The Light. Field watch. One in PVD.
I love Schofield, and I like Giles a lot; whole vibe of what he does is marvelous, but the ones I've owned have always ended back in the watch box because they're just too bloody big. Really glad he's done this, and to me they look lovely; not quite like anythign else, as a Schofield should be.
All that said, not sure how I feel about £2,000+ for something driven by an NH34A. It's a great workhorse movement, but that's not a workhorse price.
What do folk think?
https://schofieldwatchcompany.com/pr...watches-light/
Also, it's QR springbars, which is an absolute no-no for me having almost lost a Farer taking a jacket off once when a cuff thread caught the QR bar "bobble".
FWIW, QR springbars are very easily removed if they're a concern - just grab the offending bobble with a pair of pliers and it pulls out fairly easily, the bar then slides out and can be replaced with the more conventional alternative.
Good-looking watches, but £2K is a bit daft given the alternative at that level.
There's nothing I like about those and the crowns are so out of keeping with a field watch it's ridiculous.

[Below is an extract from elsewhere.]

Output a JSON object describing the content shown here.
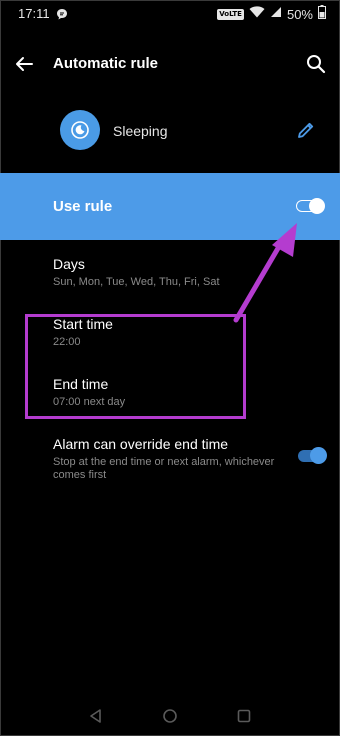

As for the price, surely nobody spends £2k on a watch with an NH movement, do they?
A huge own goal IMO.
I suppose I'm just an old stick-in-the-mud, but my eyebrow starts to twitch if a watch has an NH and it's over £400.
Looks are personal of course, but I think these are marvelous. But I agree with you, despite being the least expensive watch Giles has ever made I think £2k+ for an NH-driven watch is an issue (even if one accepts that the design and build quality are worth something).
I’ve posted about this before and still feel the same, no matter how much I like the watch I could never pay that amount for that movement, a movement that is a favourite of many of the aliexpress copies.
For me it’s a real shame as I really like the brand. I bought my Signalman DLC in 2017 and had a very pleasant chat with Giles at the time. He was full of enthusiasm for the future and told me to keep an eye out for some very exciting watches that were coming soon, using materials that hadn’t been used before. All we’ve had since then is the same cases and the only new material seems to have been gold plated brass, hardly new and hardly premium. The new case should really have helped him push on to the next level, and I really like the look, but the movement choice is a huge own goal.